Due diligence is one of the first issues that comes to mind when talking about the fund industry, but what does it really involve?
Distributor due diligence is the process of evaluating a fund distributor’s operations and processes to confirm that they are competent and capable of effectively marketing and selling the fund to investors. Fund managers need to ensure that the distributor has the necessary expertise and resources to distribute the fund to investors in accordance with prevailing regulatory obligations.
The areas covered during distributor due diligence include:
- Client and investor identification: the process of verifying the identity of clients and investors in order to comply with legal and regulatory requirements. This process is typically required for financial institutions, including fund managers and distributors, in order to prevent financial crimes such as money laundering and terrorist financing.
- Compliance, risk management, and internal controls, that is, evaluating the company’s compliance and control framework, as well as risk management practices to confirm that they are effective and in place.
- Oversight of sub-distribution network which ensures that the distributors’ standards are, in turn, applied at the level of sub-distributors.
- Product governance, to ensure an appropriate framework is in place to avoid mis-selling of the product.
- ESG, to determine whether the distributor is equipped to advise investors on ESG matters.
So, how to meet changing compliance and reporting obligations?

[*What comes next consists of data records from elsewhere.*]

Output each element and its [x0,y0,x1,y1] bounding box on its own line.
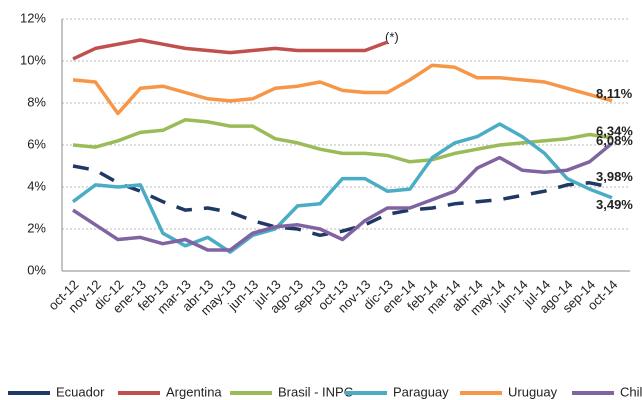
legend-label: Uruguay [508,384,558,399]
y-tick-label: 4% [27,178,46,193]
legend-label: Argentina [166,384,222,399]
legend-label: Brasil - INPC [278,384,353,399]
series-line [72,141,614,252]
legend-label: Paraguay [393,384,449,399]
value-label: 3,49% [596,197,633,212]
series-line [72,38,389,61]
series-line [72,118,613,164]
value-label: 6,08% [596,133,633,148]
series-line [72,164,613,238]
y-tick-label: 6% [27,136,46,151]
annotation: (*) [385,29,399,44]
legend-label: Chile [620,384,642,399]
y-tick-label: 10% [20,52,46,67]
y-tick-label: 0% [27,262,46,277]
value-label: 6,34% [596,123,633,138]
legend-label: Ecuador [56,384,105,399]
y-tick-label: 2% [27,220,46,235]
value-label: 8,11% [596,86,633,101]
y-tick-label: 12% [20,10,46,25]
y-tick-label: 8% [27,94,46,109]
series-line [72,63,613,116]
value-label: 3,98% [596,169,633,184]
series-line [71,122,613,254]
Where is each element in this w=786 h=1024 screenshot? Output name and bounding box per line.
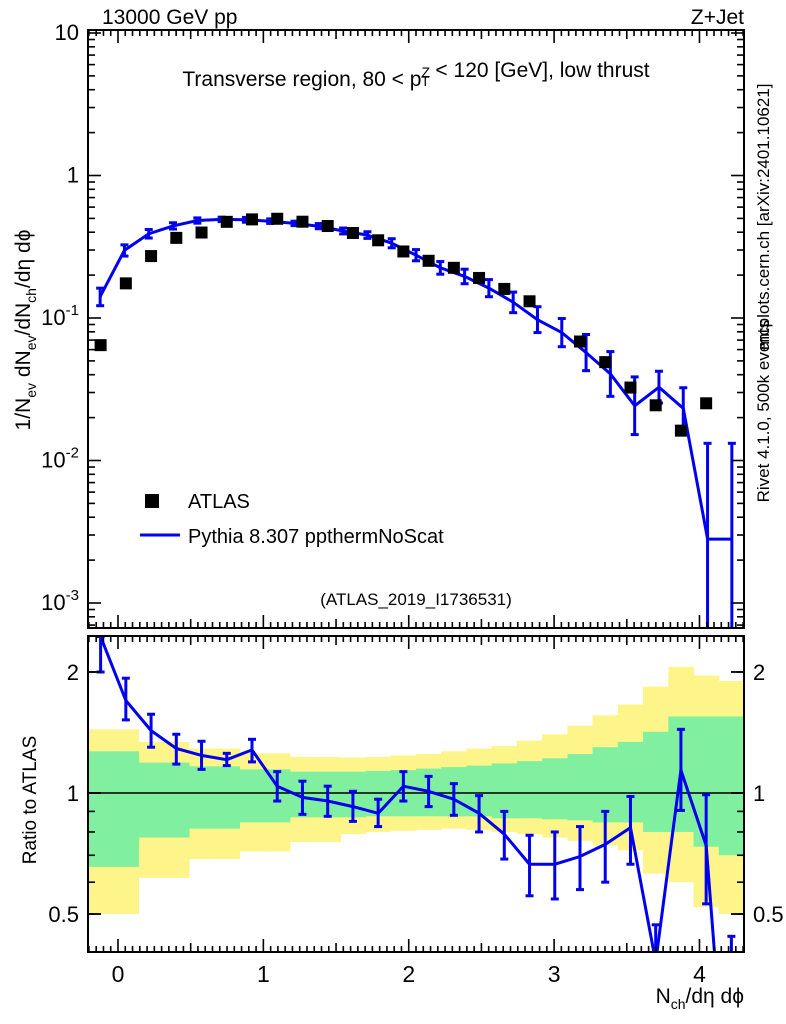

This has, traditionally, been very challenging. We see many investment managers, before joining ume, not being able to just assemble a comprehensive list of who their distributors are, define proper set of questions, let alone obtain information from them, or report on them in a consistent way. The ume platform changes that completely. The process is now digitized and investment managers can slice and dice their data, create deep insights and comprehensive reports for their management boards, auditors, and regulators.
In 2017, you launched a due diligence platform specifically designed for investment managers and distributors. Are we to understand that there was no other solution to collect and evaluate due diligence information back then – or at least, not that efficient?
Until recently, fund managers collected due diligence information by sending questionnaires via emails to distributors, asking them to complete these. Distributors would receive dozens, sometimes hundreds, of different request, asking the same information, but in a slightly different way with different questions. This was more work than distributors could handle, and fund managers would therefore only receive responses to a fraction of their request. When the fund managers did receive information, they would manually have to go through it all. It was virtually impossible to comprehensively, and consistently evaluate the distributors. The consequence was that managers did not understand, and could therefore not manage, their distribution risk.
Could you further explain what your solution is about?
ume standardises and mutualises due diligence information. The leading investment managers using the platform collectively agree the information they require. Distributors complete the information once, and that then satisfies all the fund managers’ requirements. What is more, the ume platform automatically evaluates distributors’ responses according to the individual risk appetite that the investment fund managers have themselves defined. The ume platform makes the information collection possible in the first place and saves the industry tens of thousands of man-days of effort.
The ume due diligence information requirements now set the compliance standard for the industry. These high compliance expectations reduce money laundering, terrorist financing, sanctions breaches, and mis-selling of investment products – as the regulators intended, for the greater good of investors and society overall.
What about Artificial Intelligence (AI)? Do you believe it will – or may already – be one of the main challenges in due diligence?
AI will probably become an enabler over time. Machine text understanding will further evolve and help humans understand and evaluate the information they receive. Due diligence is required to help investment managers better understand the risks they take when working with a counterparty, so that they can pair that up against the rewards they reap from the relationship. AI will help investment managers understand distribution risks even better so that they can manage them according to their risk appetite.